Sous le thème : « Savoirs endogènes et lutte contre les changements climatiques
et environnementaux en Afrique : enjeux pour l’atteinte des ODD », le colloque
a été officiellement ouvert par Isaac Tchiakpé, ministre du Tourisme, de la
Culture et des Arts.
Durant deux
jours, cette rencontre scientifique, riche en conférences d'excellence,
permettra aux parties prenantes de formuler des suggestions pour renforcer la
valorisation des connaissances locales, dans le cadre de la lutte contre les
changements climatiques et environnementaux.
S'exprimant à l’ouverture des travaux, Prof Komi Kossi-Titrikou, président du
Comité d'organisation du colloque, n’a pas manqué de souligné l’importance.
« Ce colloque qui
s’ouvre aujourd’hui se consacre à une thématique qui certes n’est pas nouvelle.

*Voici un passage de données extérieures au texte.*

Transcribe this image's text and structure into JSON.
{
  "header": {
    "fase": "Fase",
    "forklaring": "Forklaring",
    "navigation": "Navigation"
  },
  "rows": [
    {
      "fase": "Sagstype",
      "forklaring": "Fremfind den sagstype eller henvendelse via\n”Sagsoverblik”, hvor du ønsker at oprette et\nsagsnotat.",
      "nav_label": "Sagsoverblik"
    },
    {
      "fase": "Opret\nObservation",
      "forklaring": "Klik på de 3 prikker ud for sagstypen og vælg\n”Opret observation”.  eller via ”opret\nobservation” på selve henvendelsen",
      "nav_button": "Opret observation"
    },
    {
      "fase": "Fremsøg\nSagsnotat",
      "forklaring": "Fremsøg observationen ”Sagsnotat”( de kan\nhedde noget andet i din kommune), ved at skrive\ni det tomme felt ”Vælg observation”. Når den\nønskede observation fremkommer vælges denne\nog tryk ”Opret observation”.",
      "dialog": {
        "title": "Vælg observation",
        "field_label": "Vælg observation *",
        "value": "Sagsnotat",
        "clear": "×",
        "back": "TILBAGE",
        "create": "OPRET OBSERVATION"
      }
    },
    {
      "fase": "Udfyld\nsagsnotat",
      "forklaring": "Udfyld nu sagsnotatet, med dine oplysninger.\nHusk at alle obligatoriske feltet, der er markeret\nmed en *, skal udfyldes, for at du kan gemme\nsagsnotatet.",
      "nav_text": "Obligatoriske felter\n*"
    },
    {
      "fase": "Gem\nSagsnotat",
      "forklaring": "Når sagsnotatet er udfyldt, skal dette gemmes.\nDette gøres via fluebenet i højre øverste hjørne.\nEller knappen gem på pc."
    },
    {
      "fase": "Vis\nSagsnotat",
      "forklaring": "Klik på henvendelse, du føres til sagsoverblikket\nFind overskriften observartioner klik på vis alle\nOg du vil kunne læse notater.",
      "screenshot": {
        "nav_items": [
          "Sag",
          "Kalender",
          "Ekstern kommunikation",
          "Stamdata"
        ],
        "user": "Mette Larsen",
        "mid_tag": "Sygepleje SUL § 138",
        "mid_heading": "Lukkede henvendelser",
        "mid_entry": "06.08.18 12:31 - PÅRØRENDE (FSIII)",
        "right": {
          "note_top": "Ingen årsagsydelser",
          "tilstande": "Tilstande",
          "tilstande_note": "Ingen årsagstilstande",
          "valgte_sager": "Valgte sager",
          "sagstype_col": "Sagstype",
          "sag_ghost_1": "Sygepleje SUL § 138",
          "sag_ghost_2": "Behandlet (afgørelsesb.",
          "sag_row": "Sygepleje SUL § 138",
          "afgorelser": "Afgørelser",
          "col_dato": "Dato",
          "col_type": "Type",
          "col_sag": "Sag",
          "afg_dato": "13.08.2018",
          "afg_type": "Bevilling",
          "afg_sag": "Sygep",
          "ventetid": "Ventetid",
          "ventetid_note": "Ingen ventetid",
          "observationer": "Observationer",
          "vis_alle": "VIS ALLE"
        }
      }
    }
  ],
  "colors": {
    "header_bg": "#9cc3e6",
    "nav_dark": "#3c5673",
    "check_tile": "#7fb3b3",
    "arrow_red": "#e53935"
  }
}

Mais qui a de la peine à s’épuiser depuis son émergence dans un paysage plutôt
acquis à la science et à la technologie d’inspiration occidentale », a-t-il
mentionné.
Une conférence inaugurale
Ouvrant la conférence, Romuald Tchibozo, directeur de l'INMAAC de l'université
d'Abomey-Calavi, n’a pas manqué d’inviter le continent africain à s’engager
pour la lutte contre les changements climatiques.
Aussi a-t-il
insisté sur l'importance de valoriser les connaissances endogènes pour répondre aux enjeux auxquels fait face
l'Afrique.
En lançant
les travaux de ce colloque international, Isaac Tchiakpé, ministre du Tourisme, de la Culture et des
Arts, a exprimé sa satisfaction quant à cet événement scientifique qui se
déroule au Togo. Il a par ailleurs invité la communauté africaine à davantage
valoriser les savoirs endogènes pour résoudre les problèmes qui gangrènent la
société.
« Pendant
longtemps, les savoirs endogènes ont été marginalisés et relayés au second
plan, parfois perçus à tort comme archaïques ou incompatibles avec la
modernité… Mais si l’Occident a prospéré, c’est parce qu’il a pu développer ce
qu’on appelle un anthropocentrisme… Il est donc important que nos communautés
africaines, qui ont développé depuis des siècles des mécanismes d’adaptation,
de préservation et de régulation de l’environnement, retournent vers les bonnes
pratiques de ce que nos anciens nous ont enseigné », a-t-il invité.
Notons que la
conférence a été organisée par le Laboratoire d'analyse d'histoire sociopolitique (LAHISPO) de
l'université de Lomé en collaboration avec l'Institut national des métiers
d'art, d'archéologie et de la culture (INMMAC) de l'université d'Abomey-Calavi.